Machine Learning in Genomics

Gene editing: It includes technologies that give scientists the ability to change an organism’s DNA. Out of the many technologies present, many advances in the field of CRISPR-Cas have been made. However, to use CRISPR, researchers need to select the right target sequence first. This process can be challenging as it often involves unpredictable outcomes. However, with the use of ML we can predict the probability of a particular sequence to hit target or off-target regions reducing the cost, time and effort of identifying the right target sequence. Two such modelling approach are already present (https://www.microsoft.com/en-us/research/project/crispr/).
Pharmacogenomics: ML algorithms can be applied to predict dose of a particular drug based on individual’s genetic makeup, ethnicity, age, gender, concomitant medication and presence of other medical conditions (https://www.ncbi.nlm.nih.gov/pmc/articles/PMC5296901/). A patient’s SNPs to predict individual disease risks is an essential element of precision medicine.
Identification of genomic Variations:

A. SNP/InDel Calling: SNP/InDel calling is defined as the process of finding a single base or sequence of bases in the NGS data that differs from the reference genome. SNP/InDel are indicators of health risks and enables you to take preventive measures against a disease your genome might be susceptible to.

B. Gene copy number calling: Recently copy number variation (CNV) has gained considerable interest as a type of genomic/genetic variation that plays an important role in disease susceptibility. The interest and importance of CNVs has risen in a wide collection of diseases including Parkinson, Hirschsprung, Diabetes Mellitus, Autism, Alzheimer, Schizophreniaand Cancer. The two main steps of CNV analysis include: 1) preprocessing, and 2) segmentation. The input data are aligned short reads in BAM, SAM or Pileup formats. In the preprocessing step, WES data’s biases and noise are eliminated or reduced. Normalization and de-noising algorithms are the main components of preprocessing. In the segmentation step a statistical approach is used to merge the regions with the similar read count to estimate a CNV segment.
Predicting mRNA levels from genome sequence: Gene expression can be an indicator of a cellular state. Many studies have demonstrated the potential causal impact of differential gene expression on complex disease risk. ML algorithms can be used to predict mRNA expression levels to a substantial degree from features derived solely from genomic sequence.
Phenotype-to-genotype mapping: AI algorithms can significantly enhance the mapping of phenotype to genotype. To quote “DeepGestalt, a CNN-based facial image analysis algorithm, dramatically outperforms human dysmorphologists in this task and is precise enough to distinguish between molecular diagnoses that are mapped to the same clinical diagnosis (that is, distinct molecular forms of Noonan syndrome). When combined with genomic data, PEDIA, a genome interpretation system incorporating DeepGestalt, was able to use phenotypic features extracted from facial photographs to accurately prioritize candidate pathogenic variants for 105 different monogenic disorders across 679 individuals.”
Identification of novel gene signatures for different diseases: From the publicly available databases, ML models can be trained on whole genome sequence data available for different disease and can be used to predict novel gene signature markers(https://www.nature.com/articles/s41598-020-61298-3).
Computer vision: It can be used in clinical genomic testing. For example, deep learning of lung cancer histopathological images is able to identify cancer cells, determine their type, and predict what somatic mutations are present in the tumour.
Genotype-to-phenotype prediction: Common diseases are a result of a complex interplay between inherited genetic risk factors, environmental exposures, and behaviours. For example, several non-genetic risk factors are associated with breast cancer risk, including mammographic density, age at first birth, age at menarche, and age at menopause.

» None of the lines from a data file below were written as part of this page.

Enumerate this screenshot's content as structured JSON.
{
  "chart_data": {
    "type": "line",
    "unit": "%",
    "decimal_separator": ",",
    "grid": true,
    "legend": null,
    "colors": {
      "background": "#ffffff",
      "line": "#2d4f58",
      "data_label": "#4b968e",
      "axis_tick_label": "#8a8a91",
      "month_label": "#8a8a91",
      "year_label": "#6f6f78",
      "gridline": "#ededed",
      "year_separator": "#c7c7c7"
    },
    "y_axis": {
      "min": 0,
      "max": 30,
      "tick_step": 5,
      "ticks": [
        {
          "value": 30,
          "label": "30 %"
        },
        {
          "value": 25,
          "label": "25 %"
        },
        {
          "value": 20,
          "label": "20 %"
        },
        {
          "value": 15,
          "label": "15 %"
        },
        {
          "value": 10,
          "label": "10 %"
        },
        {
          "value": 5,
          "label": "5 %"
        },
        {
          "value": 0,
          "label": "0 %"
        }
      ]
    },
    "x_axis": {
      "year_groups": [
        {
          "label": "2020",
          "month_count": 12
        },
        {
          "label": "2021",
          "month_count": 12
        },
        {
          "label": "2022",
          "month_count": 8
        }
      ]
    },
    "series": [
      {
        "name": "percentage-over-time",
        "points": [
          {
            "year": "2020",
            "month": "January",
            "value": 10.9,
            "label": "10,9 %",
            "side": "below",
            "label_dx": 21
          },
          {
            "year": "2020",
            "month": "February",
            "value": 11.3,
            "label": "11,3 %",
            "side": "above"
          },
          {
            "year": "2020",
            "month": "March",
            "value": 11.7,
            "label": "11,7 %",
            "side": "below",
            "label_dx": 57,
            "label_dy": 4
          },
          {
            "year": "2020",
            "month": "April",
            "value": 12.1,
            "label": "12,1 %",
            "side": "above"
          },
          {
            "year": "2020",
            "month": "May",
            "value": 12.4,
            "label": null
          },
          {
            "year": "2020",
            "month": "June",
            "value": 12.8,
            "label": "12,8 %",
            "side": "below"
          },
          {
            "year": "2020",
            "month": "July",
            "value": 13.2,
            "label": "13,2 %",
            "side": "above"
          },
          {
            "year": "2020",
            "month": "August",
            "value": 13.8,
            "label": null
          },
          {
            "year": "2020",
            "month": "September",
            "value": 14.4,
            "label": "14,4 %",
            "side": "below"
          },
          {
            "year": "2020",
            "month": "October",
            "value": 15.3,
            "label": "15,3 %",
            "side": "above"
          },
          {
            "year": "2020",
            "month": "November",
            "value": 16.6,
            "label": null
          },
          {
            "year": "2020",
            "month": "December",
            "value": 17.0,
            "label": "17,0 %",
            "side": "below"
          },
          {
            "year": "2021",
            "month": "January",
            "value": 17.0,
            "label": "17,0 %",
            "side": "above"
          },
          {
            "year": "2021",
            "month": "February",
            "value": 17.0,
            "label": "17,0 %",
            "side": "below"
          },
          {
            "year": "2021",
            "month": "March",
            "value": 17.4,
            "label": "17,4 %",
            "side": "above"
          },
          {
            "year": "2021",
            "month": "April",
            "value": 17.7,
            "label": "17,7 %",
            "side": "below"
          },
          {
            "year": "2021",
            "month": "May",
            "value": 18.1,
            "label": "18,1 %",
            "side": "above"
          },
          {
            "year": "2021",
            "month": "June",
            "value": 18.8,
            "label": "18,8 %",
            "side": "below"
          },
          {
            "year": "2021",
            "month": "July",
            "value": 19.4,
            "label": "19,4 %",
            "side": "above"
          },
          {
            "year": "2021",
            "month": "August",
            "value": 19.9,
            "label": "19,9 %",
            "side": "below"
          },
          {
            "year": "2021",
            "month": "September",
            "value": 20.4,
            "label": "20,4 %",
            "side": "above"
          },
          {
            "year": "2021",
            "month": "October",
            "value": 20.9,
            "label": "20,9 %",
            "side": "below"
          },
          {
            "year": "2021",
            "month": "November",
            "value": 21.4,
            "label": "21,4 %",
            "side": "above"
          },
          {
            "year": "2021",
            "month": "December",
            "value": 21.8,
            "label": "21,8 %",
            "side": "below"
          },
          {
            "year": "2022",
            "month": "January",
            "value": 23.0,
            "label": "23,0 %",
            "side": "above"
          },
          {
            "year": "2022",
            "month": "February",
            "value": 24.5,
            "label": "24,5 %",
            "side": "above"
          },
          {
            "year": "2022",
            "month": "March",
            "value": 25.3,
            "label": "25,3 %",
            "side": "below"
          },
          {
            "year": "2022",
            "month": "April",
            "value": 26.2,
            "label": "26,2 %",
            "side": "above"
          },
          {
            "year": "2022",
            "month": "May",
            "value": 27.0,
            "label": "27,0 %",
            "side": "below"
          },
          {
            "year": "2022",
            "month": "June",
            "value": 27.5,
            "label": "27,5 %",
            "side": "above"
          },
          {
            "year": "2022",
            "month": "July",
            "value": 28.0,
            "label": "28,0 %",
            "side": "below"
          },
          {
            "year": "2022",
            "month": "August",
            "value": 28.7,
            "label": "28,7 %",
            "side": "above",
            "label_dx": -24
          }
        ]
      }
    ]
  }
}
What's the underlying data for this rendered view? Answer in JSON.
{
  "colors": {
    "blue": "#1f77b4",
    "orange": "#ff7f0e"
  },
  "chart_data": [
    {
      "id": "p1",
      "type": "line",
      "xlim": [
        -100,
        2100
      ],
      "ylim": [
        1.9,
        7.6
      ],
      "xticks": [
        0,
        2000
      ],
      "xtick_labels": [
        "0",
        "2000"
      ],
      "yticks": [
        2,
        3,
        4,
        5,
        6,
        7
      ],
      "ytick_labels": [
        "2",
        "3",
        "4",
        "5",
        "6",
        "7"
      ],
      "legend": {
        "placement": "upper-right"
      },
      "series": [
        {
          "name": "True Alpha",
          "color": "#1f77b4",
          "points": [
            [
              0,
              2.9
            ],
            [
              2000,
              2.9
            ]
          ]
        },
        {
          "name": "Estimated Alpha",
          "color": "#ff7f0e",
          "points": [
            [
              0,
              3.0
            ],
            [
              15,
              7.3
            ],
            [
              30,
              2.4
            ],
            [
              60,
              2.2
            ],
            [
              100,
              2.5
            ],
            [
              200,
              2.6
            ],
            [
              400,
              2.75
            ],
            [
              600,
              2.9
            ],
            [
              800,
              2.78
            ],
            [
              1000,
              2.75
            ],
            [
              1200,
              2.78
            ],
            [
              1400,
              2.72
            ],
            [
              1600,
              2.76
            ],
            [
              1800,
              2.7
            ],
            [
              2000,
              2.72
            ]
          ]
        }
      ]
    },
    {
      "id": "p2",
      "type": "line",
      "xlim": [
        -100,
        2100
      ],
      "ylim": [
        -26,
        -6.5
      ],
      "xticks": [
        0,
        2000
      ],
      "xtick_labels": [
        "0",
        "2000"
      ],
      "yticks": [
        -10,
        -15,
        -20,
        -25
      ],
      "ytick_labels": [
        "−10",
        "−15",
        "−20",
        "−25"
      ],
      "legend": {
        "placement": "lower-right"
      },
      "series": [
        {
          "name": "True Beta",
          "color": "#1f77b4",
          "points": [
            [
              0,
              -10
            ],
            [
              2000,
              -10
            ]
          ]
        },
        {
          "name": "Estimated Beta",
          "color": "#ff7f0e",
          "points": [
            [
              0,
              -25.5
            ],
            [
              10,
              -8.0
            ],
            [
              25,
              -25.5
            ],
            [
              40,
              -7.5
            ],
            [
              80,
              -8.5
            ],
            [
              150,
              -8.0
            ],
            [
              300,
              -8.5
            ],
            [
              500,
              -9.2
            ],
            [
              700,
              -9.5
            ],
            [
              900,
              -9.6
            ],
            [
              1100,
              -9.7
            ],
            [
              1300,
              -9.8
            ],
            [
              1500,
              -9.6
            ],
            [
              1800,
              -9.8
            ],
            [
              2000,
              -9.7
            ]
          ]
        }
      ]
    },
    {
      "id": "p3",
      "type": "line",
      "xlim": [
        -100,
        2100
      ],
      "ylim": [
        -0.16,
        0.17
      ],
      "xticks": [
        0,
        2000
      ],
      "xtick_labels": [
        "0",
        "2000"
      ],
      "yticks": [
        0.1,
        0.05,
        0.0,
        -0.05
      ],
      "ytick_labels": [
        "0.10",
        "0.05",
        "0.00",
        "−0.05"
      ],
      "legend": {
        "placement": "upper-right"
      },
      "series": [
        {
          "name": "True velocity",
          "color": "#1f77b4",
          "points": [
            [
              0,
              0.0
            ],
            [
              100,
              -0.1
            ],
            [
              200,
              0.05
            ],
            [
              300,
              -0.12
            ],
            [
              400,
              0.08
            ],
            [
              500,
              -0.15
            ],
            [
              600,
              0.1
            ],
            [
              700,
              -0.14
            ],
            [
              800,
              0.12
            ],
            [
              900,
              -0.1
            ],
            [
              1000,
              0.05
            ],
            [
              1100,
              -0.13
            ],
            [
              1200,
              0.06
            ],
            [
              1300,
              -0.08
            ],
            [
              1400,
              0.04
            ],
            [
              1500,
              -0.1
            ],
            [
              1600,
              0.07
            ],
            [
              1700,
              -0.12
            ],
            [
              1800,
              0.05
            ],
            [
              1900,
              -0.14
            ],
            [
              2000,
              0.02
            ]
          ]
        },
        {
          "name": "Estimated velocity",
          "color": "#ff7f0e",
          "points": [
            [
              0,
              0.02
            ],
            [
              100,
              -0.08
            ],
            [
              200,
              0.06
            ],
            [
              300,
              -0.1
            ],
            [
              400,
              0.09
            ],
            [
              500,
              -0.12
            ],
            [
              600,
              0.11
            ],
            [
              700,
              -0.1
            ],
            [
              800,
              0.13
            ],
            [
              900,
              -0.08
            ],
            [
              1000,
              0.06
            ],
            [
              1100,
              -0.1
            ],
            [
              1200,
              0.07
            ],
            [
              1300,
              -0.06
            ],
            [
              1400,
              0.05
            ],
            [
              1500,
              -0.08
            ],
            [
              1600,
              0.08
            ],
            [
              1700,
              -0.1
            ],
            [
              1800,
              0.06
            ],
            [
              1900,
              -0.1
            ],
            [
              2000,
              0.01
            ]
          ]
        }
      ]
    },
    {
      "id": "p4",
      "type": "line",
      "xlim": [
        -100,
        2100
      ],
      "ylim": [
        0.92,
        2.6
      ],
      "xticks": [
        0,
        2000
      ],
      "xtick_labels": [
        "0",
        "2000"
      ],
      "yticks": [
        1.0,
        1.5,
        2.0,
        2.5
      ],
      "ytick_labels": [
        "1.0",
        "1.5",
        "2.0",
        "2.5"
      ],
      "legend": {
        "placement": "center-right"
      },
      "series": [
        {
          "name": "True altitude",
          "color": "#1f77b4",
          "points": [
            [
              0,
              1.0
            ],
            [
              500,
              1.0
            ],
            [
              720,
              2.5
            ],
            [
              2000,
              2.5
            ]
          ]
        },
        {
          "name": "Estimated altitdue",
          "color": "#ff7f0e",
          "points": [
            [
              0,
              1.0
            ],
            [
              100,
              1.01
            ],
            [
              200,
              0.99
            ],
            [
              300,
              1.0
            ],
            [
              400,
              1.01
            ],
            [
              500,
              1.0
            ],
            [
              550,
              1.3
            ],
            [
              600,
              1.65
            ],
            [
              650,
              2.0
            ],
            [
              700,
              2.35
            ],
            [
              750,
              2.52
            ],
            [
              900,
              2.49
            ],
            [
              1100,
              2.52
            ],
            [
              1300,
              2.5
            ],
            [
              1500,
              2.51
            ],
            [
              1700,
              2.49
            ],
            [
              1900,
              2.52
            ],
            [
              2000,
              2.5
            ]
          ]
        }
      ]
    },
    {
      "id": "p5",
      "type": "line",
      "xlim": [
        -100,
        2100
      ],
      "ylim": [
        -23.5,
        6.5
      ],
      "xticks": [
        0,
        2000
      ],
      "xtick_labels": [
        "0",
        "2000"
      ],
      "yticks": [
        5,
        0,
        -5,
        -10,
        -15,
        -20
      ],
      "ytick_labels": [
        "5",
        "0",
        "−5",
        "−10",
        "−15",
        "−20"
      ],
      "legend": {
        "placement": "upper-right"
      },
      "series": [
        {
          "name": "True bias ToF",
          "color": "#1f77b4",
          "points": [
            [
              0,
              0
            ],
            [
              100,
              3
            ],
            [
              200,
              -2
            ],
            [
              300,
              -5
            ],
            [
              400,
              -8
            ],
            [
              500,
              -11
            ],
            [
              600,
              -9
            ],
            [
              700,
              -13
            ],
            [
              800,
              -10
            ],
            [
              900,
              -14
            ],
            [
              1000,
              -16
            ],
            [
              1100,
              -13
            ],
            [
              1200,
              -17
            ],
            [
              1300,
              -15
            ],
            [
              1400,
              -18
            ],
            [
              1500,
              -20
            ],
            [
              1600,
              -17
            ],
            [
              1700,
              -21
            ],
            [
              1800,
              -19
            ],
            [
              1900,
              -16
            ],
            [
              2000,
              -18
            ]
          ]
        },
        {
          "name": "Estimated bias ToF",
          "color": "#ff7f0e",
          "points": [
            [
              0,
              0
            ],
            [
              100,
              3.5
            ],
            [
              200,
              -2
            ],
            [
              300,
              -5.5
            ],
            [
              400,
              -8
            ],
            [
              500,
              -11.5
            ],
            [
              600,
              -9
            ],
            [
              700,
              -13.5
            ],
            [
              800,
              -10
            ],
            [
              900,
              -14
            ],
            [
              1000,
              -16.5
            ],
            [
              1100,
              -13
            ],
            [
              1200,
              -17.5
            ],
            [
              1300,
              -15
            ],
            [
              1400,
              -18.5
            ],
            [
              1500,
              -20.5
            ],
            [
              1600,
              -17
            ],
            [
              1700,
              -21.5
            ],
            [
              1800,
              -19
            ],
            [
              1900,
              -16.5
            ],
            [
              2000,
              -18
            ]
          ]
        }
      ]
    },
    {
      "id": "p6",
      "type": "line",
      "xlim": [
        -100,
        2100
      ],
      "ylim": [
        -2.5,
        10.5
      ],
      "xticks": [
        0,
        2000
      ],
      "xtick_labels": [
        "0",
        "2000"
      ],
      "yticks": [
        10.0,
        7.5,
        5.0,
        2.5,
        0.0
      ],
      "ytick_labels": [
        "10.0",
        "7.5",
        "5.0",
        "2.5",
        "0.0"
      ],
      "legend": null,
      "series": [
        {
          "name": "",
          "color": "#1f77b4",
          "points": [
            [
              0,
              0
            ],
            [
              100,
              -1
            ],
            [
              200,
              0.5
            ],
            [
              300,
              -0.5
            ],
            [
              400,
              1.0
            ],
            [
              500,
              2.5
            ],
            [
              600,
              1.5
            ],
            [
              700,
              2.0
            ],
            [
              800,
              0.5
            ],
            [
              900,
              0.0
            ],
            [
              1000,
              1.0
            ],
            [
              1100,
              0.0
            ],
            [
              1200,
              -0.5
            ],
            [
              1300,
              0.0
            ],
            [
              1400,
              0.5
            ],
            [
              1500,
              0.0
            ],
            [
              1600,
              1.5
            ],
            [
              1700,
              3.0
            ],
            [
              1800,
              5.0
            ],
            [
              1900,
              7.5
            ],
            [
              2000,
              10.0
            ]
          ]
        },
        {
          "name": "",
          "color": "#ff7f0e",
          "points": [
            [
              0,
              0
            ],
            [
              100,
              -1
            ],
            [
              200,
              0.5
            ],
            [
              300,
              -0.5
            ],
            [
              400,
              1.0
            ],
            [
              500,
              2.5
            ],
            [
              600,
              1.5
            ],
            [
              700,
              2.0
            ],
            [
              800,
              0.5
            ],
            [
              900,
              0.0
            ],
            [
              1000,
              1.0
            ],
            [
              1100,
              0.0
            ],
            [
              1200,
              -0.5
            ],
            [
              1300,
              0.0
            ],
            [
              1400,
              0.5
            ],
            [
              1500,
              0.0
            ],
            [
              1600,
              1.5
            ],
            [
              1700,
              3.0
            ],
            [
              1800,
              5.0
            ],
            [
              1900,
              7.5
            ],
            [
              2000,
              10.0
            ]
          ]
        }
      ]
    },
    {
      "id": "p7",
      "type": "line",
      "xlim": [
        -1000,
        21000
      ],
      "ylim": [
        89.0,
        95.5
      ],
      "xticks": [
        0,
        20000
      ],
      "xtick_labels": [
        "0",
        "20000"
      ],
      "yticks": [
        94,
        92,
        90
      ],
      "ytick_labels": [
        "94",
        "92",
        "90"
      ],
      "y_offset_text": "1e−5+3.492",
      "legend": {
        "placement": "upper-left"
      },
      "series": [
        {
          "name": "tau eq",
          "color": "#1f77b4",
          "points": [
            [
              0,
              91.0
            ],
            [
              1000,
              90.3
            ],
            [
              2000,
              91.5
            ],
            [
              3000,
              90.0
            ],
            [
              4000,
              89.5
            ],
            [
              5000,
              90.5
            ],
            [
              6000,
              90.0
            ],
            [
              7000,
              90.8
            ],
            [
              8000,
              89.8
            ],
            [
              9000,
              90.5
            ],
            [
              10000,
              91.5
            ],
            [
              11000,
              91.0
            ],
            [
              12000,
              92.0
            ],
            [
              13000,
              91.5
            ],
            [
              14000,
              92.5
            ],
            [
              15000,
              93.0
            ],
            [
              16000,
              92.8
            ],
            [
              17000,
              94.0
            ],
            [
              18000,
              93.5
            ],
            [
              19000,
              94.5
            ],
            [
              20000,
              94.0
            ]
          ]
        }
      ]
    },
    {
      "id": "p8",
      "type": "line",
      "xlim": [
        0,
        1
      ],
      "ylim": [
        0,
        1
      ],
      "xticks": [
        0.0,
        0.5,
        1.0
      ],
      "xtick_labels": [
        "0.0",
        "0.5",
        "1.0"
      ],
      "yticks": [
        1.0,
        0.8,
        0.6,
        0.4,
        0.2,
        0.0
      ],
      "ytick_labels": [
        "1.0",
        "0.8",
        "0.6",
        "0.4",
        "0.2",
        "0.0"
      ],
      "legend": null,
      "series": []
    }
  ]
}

Combining these non-genetic risk factors with genetic data significantly improves the accuracy of breast cancer risk models and can inform risk-based mammographic screening strategies. Integration of a variety of health data types and risk factors into comprehensive predictors of disease risk.
Agriculture: “Combining genomics and machine learning to build diagnostic tools aimed at predicting and preventing diseases in crops”.
DeepBind: To predict binding sites of RNA-binding proteins (RBPs) using the primary sequence as well as the secondary and tertiary structural profiles. It requires RNA-seq data.